Despite taking CARES Act payroll protection subsidies from the federal government, airlines including Delta, United, and JetBlue have cut worker hours. This means that employees receive less pay, and airlines spend less on payroll, despite requirements not to furlough workers or reduce rates of pay through September 30.

American Airlines CEO Doug Parker said "I was there when we were working on CARES and that wasn't the intent or meaning of it." Parker is right, that wasn't how the CARES Act was supposed to work. Politico has the original language,

provide employees with a guaranteed wage for every workweek that provides each employee continued payments in the amount of 100 percent of the employee's full wages and for the employee' total expected hours per workweek i the event that the employee is terminated, furloughed, experiences a reduction in work hours, or otherwie suffers any loss of such wages during such period;

This worker pay protection language was there and it was removed. I had previously suggested it was possible that merely inartful or rushed legislative drafting could have created the loophole that allowed airlines to reduce worker hours, and spend less on wages, even though they took CARES Act payroll subsidies.

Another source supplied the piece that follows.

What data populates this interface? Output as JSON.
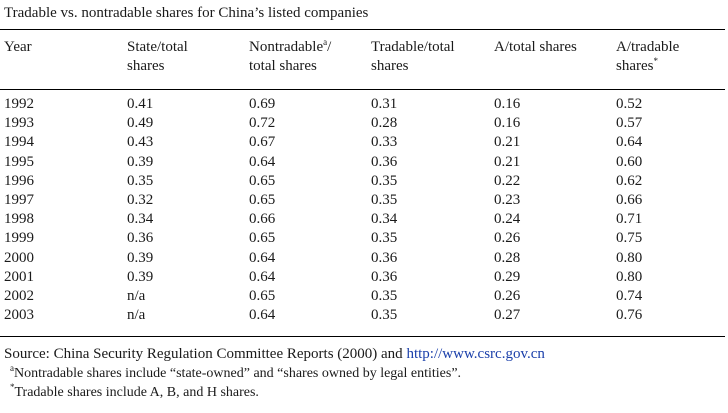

I assumed that wasn't the case - that the sausage got made with the airlines in the room, so it's not surprising that they managed to get language allowing them to take the money and use some of it to put their shareholders in a better position. And this is the smoking gun. The language didn't allow them to do this, and they got it changed. They knew exactly what they were doing.

Airline bailouts were sold on the basis that they fully protected workers at the airlines, not just just workers wouldn't be laid off. Had airlines been transparent about the changes they would make after receiving the money it never would have passed.